- McCloy, John Jay
- (1895-1989)Born in Philadelphia, Pennsylvania, John McCloy graduated from Amherst College in 1919 and Harvard Law School in 1921. He became a successful corporation lawyer and was counsel for Schechter Poultry Corp. in Schechter Poultry Corp. v. United States in 1935. He also traveled widely in Europe and acted as legal counsel for the German company I. G. Farben in the 1930s.

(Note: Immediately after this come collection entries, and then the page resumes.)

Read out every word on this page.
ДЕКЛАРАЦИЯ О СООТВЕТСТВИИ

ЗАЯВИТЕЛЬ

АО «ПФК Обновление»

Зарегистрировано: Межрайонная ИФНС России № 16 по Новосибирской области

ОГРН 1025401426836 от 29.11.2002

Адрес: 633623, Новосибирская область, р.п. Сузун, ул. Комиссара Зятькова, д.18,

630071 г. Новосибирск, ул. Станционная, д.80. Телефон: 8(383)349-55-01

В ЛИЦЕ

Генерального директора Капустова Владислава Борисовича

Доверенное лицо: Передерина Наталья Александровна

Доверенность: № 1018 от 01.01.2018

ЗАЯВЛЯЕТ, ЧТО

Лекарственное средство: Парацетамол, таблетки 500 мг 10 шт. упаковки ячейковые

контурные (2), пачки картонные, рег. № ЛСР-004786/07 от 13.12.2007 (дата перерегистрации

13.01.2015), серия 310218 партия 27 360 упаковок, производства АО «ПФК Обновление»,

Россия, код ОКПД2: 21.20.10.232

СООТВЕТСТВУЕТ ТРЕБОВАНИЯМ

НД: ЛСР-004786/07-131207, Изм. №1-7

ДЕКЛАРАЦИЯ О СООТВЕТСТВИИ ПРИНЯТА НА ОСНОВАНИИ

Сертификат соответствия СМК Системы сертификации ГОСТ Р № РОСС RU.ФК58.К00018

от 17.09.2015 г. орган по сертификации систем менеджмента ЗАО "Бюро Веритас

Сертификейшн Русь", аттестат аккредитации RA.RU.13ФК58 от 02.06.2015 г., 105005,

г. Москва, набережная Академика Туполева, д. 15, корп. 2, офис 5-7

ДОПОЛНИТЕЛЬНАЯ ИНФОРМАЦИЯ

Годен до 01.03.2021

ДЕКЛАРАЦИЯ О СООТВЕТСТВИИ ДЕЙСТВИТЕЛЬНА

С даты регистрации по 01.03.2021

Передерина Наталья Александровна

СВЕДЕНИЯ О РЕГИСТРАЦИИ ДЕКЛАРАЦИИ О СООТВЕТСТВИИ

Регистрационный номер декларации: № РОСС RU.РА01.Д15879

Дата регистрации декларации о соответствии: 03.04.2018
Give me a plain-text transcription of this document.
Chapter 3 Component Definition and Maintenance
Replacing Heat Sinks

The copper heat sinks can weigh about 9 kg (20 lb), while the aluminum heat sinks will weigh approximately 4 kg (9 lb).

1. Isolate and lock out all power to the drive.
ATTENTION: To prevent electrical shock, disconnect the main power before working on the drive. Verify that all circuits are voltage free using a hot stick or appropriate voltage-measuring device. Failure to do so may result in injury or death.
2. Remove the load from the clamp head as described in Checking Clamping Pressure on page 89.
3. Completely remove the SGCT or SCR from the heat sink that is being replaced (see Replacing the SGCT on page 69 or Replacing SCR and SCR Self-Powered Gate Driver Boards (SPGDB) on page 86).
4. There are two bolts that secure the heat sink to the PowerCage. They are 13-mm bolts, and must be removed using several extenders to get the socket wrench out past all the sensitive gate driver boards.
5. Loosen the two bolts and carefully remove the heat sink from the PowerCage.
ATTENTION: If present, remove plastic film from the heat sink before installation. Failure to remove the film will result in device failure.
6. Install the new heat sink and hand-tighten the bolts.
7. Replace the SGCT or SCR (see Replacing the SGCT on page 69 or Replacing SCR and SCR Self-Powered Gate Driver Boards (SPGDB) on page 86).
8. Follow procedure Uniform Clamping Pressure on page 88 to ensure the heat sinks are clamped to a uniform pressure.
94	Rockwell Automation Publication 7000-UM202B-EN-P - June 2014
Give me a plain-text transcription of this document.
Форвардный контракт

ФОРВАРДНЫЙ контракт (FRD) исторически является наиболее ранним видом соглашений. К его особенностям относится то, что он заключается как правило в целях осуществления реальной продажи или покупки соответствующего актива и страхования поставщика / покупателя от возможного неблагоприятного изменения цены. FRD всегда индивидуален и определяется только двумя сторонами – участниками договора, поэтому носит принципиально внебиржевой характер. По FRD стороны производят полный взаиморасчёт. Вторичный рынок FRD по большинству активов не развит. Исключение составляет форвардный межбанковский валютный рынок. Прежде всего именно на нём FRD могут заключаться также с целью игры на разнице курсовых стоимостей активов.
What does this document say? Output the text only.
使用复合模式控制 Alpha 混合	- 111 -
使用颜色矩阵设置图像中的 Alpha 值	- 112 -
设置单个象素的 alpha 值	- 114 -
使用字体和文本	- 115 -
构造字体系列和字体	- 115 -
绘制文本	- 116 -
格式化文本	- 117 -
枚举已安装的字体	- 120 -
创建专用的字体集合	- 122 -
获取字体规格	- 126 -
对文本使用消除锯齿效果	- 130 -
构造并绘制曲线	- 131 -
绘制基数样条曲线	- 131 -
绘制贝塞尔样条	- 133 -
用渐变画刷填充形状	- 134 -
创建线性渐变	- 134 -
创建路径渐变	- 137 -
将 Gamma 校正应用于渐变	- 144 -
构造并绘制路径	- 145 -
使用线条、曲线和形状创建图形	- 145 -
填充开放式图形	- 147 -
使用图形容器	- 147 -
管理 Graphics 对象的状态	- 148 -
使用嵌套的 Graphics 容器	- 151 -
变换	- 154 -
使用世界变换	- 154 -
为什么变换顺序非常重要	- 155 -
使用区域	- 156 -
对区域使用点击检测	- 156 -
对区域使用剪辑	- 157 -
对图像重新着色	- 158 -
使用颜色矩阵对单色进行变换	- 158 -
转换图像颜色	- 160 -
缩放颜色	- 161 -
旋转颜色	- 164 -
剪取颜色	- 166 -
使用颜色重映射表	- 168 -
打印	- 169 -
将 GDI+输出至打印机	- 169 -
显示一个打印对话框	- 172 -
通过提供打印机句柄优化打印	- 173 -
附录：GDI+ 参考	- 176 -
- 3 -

He shared a box with Adolf Hitler and Herman Goering at the 1936 Berlin Olympics. From 1941 to 1945, McCloy was assistant secretary of war, where he worked with Robert Lovett. He was involved in a number of controversial decisions, supporting the internment of Japanese Americans and ruling out the bombing of railway lines and gas chambers in and around concentration camps. After the war, he became president of the World Bank from 1947 to 1949 and from 1949 to 1952 was the U.S. commissioner for Germany. He was implicated in protecting wanted Nazi war criminal Klaus Barbie and then criticized for reducing the sentences of jailed Nazis, including the arms manufacturer Alfred Krupp. McCloy was chair of Chase Manhattan Bank from 1953 to 1960, the Ford Foundation from 1958 to 1965, and the Council for Foreign Relations from 1954 to 1970. He acted as an adviser to presidents John F. Kennedy, Lyndon Johnson, Richard M. Nixon, Jimmy Carter, and Ronald Reagan.
Historical Dictionary of the Roosevelt–Truman Era . Neil A. Wynn . 2015.